Dernier article avant d'arriver sur la Croisette sur le chemin de laquelle je serai quand cette note sera mise en ligne!
Le prochain article sera publié en direct de Cannes, ce soir...
A la demande d'Allociné (pour son site "Off Cannes" dont je vous communiquerai le lien cette semaine), un article medley "in the mood for Cannes" sur ce que représente le Festival de Cannes pour moi, un article à la suite duquel vous aussi, dans les commentaires, pouvez bien entendu écrire ce que le Festival de Cannes représente pour vous.
Ce que le Festival de Cannes représente pour moi (notamment...):
Avant d’en fouler les célébrissimes marches, pour la première fois, il y a neuf ans déjà (j’avais alors été sélectionnée pour le prix de la jeunesse du Ministère de la Jeunesse et des Sports, avec 39 autres jeunes cinéphiles qui, eux, en revanche, n’étaient pas des marches, ce qui, vu leur nombre, aurait procuré une allure hitchcockienne à cette aventure), Cannes représentait pour moi une mythologie inaccessible, l’image d’Epinal d’un festival idéalisé à travers le petit écran qui me renvoyait le cliché insaisissable et majestueux d’un cénacle impénétrable (aussi loin que je me souvienne, j’ai toujours regardé les cérémonies d’ouverture et de clôture, et l’annonce de la sélection cannoise, avec un vif intérêt), idéalisé comme un diamant pur et étincelant (j’ignorais alors que le diamant, en plus de briller, fasciner, peut dangereusement éblouir et surtout couper, blesser). Cannes représentait alors pour moi cet endroit mythique où le cinéma est omniprésent, omniscient, omnipotent même. La fête du cinéma. De tous les cinémas. Des cinémas du monde entier. Le miroir grossissant et informant du monde, déroutant parfois aussi. Le reflet de ses colères, de ses blessures, de sa poésie. C’était Cannes qui brandit le poing comme Pialat. Cannes qui embrasse, complimente et encense comme Benigni. Qui émeut aussi, violemment même parfois. Cannes, tourbillon de la vie, envoûtant comme la voix de Jeanne Moreau. Tourbillon de cinéma aussi, évidemment. Cannes et ses rituels, sublimes et parfois ridicules, futiles et nécessaires, dérisoires et essentiels.

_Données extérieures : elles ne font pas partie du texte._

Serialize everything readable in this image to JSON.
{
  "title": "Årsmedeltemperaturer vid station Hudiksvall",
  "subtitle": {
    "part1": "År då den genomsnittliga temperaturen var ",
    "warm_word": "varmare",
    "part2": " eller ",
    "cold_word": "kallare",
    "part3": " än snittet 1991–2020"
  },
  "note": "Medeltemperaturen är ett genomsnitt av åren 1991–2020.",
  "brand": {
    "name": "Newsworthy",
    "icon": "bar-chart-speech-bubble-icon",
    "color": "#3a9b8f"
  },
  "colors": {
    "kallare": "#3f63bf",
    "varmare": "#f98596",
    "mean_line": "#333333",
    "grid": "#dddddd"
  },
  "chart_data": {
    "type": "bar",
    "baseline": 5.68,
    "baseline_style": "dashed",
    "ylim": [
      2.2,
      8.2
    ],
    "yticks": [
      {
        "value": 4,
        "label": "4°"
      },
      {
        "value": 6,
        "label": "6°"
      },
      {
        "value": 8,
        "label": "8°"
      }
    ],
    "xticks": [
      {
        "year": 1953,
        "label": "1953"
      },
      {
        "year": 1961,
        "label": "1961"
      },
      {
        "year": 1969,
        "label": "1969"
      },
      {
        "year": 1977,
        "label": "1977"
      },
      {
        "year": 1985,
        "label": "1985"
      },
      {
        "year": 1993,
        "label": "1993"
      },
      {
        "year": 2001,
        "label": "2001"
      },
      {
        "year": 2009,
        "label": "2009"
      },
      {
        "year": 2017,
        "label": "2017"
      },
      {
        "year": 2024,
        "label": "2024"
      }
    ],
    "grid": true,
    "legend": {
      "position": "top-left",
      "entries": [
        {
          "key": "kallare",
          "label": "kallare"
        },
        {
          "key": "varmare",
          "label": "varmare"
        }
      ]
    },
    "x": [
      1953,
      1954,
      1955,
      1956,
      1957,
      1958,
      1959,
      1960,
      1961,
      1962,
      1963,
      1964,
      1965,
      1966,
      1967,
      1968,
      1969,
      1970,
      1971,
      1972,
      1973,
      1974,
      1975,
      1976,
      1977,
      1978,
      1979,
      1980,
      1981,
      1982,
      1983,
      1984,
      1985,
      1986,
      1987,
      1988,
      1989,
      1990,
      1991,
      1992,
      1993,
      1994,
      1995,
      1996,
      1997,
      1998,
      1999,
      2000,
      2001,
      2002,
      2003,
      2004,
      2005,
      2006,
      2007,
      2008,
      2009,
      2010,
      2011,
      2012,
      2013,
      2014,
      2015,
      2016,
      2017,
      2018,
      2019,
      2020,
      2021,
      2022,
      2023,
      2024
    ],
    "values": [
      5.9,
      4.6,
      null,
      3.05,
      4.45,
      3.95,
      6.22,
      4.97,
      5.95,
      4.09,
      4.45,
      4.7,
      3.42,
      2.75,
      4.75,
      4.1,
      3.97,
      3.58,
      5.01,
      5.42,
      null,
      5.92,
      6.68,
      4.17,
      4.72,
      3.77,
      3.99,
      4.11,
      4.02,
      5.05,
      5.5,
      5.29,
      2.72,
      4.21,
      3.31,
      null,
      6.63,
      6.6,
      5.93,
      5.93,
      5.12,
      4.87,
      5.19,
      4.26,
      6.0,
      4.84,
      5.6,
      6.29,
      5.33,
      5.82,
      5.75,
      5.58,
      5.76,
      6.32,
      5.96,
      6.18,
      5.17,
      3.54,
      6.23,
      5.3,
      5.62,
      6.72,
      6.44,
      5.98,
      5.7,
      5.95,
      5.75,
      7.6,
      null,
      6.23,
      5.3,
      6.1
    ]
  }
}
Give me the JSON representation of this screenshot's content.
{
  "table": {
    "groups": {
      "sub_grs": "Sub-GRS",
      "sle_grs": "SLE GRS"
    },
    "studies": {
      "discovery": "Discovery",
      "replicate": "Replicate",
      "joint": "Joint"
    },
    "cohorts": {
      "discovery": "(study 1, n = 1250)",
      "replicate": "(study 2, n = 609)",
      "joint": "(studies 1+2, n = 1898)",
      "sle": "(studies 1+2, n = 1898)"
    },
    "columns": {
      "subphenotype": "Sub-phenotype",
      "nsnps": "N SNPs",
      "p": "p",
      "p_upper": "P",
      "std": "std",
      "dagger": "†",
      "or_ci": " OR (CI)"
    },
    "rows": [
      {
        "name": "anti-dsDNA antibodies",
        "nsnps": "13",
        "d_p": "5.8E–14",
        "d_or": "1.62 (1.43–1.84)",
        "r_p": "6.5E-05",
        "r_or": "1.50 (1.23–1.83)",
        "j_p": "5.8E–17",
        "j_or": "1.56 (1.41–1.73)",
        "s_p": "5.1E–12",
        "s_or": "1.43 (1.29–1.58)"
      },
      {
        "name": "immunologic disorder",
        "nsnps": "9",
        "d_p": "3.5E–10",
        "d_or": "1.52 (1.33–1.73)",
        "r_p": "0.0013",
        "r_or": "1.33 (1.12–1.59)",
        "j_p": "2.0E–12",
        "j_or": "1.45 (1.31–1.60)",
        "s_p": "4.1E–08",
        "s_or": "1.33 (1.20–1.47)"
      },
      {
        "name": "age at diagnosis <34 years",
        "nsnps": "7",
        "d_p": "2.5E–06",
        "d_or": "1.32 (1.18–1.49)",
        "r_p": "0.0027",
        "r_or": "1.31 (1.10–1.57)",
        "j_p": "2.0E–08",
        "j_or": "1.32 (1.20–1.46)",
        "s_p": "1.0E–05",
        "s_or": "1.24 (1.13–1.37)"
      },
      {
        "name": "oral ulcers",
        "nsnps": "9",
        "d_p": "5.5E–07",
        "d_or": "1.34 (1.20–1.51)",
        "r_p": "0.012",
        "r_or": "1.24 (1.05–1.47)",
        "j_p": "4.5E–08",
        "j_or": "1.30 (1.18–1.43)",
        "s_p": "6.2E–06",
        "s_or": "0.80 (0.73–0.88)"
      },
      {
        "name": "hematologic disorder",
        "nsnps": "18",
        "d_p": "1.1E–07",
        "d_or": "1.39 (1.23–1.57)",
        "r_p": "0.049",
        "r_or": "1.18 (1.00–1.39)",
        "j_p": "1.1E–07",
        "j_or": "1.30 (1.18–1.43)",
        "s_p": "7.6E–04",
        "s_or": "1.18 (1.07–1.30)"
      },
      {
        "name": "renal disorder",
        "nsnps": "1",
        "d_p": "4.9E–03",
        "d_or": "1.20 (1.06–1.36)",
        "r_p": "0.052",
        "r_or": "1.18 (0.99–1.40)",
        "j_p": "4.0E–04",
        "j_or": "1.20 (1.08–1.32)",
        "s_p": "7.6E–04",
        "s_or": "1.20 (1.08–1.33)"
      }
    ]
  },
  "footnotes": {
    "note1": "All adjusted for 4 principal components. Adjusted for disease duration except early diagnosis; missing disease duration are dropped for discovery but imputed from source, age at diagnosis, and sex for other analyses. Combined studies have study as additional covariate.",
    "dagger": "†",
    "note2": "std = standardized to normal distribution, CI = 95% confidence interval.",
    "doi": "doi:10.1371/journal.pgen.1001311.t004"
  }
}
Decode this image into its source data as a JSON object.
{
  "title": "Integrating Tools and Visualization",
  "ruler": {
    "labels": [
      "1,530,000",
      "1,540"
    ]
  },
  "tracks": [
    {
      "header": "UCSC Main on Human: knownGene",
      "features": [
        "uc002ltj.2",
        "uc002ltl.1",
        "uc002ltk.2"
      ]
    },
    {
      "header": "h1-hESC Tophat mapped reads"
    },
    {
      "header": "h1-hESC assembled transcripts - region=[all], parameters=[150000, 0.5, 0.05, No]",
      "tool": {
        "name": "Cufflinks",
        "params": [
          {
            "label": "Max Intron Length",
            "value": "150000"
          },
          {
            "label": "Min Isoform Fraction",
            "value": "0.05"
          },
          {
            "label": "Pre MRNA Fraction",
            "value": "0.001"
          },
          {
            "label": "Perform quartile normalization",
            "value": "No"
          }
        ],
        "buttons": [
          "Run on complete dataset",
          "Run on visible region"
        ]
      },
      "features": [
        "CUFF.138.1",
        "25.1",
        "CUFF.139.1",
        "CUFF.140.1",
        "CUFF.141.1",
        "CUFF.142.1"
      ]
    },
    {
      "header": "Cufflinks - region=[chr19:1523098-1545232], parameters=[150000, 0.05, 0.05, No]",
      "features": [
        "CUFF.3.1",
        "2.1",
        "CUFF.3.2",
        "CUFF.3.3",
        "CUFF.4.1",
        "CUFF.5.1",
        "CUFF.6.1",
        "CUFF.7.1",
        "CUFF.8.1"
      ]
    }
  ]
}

Et désormais ? Désormais, Cannes, c’est pour moi cette bulle d’irréalité où les émotions, les frustrations, les joies réelles et cinématographiques, si disproportionnées, procurent un sentiment d’éternité fugace et déroutant. Désormais, Cannes, c’est aussi une Croisette insolemment insomniaque où se frôle, se heurte une faune inénarrable et volubile, une foule bigarrée aux déambulations unanimes. Cannes, c’est ce va-et-vient incessant de festivaliers exaltés, harassés, excessifs, cyniques, désinvoltes, las, aveugles et sourds à tout ce qui se déroule hors les murs de la Croisette.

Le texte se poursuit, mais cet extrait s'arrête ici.